“We’ve been told it is.”
“Have you checked it out?”
“Nah, we’re just watching the paint fall off. They should be closing up in about a half hour.”
“Okay with you if I do a little reconnaissance now?”
“No problem,” said Del Rio.
Scotty got out of the car. There was a little spring in his step as he crossed the wide street, went over to the loading dock on Artemus, and shouted something up to the forklift driver.
The driver pointed to a door up a flight of metal stairs and Scotty waved at him, took out his phone, sprinted up the steps, and pulled the door open.

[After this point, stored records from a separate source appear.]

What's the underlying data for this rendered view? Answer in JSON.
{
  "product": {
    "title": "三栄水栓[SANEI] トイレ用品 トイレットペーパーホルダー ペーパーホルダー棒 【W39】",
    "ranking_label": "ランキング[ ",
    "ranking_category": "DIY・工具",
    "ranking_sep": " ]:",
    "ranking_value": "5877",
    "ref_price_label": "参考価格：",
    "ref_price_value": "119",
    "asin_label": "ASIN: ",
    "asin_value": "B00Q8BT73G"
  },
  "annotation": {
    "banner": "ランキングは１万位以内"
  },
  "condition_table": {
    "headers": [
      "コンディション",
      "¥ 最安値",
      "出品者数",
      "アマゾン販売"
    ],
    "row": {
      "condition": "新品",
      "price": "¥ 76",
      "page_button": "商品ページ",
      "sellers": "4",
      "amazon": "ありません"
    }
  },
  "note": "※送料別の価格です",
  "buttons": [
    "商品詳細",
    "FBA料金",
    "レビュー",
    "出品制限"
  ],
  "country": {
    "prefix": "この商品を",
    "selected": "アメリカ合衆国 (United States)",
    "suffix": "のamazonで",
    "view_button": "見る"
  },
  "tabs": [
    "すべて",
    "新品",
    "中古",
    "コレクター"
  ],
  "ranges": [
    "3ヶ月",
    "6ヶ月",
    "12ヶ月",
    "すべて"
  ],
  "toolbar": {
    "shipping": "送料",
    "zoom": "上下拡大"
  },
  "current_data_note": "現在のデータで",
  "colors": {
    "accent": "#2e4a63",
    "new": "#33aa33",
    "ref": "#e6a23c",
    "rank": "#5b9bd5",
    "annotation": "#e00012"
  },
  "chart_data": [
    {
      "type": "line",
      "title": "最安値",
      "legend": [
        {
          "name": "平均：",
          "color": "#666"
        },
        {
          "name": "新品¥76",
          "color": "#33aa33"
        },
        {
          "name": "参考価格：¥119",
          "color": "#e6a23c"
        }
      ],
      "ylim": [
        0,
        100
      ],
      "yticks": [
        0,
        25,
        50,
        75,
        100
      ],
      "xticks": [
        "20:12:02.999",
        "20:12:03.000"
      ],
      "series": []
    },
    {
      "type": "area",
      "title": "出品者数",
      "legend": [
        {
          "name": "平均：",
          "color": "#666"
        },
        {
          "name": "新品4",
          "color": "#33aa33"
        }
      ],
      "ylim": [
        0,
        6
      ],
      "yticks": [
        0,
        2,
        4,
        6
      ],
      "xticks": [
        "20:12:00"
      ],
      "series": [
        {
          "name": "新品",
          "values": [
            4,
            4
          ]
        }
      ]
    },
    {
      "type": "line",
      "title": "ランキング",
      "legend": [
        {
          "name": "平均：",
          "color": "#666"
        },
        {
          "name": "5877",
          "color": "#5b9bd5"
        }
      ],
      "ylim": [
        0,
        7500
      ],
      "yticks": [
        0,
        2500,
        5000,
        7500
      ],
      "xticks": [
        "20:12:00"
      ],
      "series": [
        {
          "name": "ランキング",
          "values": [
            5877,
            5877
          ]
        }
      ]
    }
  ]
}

“I don’t know if he’s gay,” said Del Rio. “A little bouncy on his feet, maybe.”
“Bet you a hundred this Scotty was a cop.”
“How do you figure?”
“I know eleven hundr
ed cops. He feels like one of them.”
“Then I’ll keep my money. And I’ll ask him,” Del Rio said.
Another fifteen minutes had passed—Del Rio feeling uneasy that the guy had been in there for so long, wondering what Jack knew about him and how Scotty was supposed to fit into the team—when Scotty came around the corner, a piece of paper rolled up in his hand.
He looked both ways as he negotiated the street traffic, then he got back into the car.
“I inquired about a job,” he said, grinning. “This is my application form. I got a little tour of the place.”
Del Rio was laughing inside, but he didn’t show it. The kid was smart.
“What did you see?”
“Very decent security,” he said. “Got cameras over the doors, wires in the windows. The van, gotta be the one we want. It’s white, scraped all to hell on one side. Parked in the back northeast corner. I didn’t want to be too obvious, but I walked by it.”
“Jesus,” said Cruz. “You do a lot with fifteen minutes, dude.”
“Let’s get this fifty-thousand-dollar ride off this block,” Scotty said. “I got pictures.” He showed his phone. “Maybe we can work up some ideas.”
CHAPTER 31
I DROVE THE Lamborghini into my short stub of a driveway and swiped the key fob across the pad. The iron gates rolled open, and I saw a notice taped to my front door. I wasn’t close enough to read it, but I knew what it said.
“Do Not Enter by Order of the LAPD.”
I turned off my engine and sat for a couple of minutes, trying to imagine my brother walking Colleen up to the door at gunpoint. I saw him jabbing a gun into her back, going into the house with her. And then I couldn’t see any more.
Was Tommy so sick, so morally corrupt, he could actually kill Colleen? Honest to God, I didn’t know.
I got out of my car and walked down the narrow side yard, along the fence and out to the beach. The sun was still bright at five p.m. Yesterday at about this time, someone had been readying Colleen for her last mile.
I headed south, parallel to the shoreline, passing two enormous houses and one small one that had resisted the real estate brokers and the bulldozers. The fourth house had a hybrid Victorian-contemporary design with a high profile and a wide deck.
It was where Bobbie Newton lived.
Bobbie was a gossip columnist, the queen of prime-time celebrity news, and the ex-wife of some Wall Streeter back east. She was sitting out on her deck, tall drink in her hand, feet up on the railing. She wore an open shirt over her hot-pink bikini, a white visor in her blond curls, dark glasses, and a Bluetooth cuddling her left ear.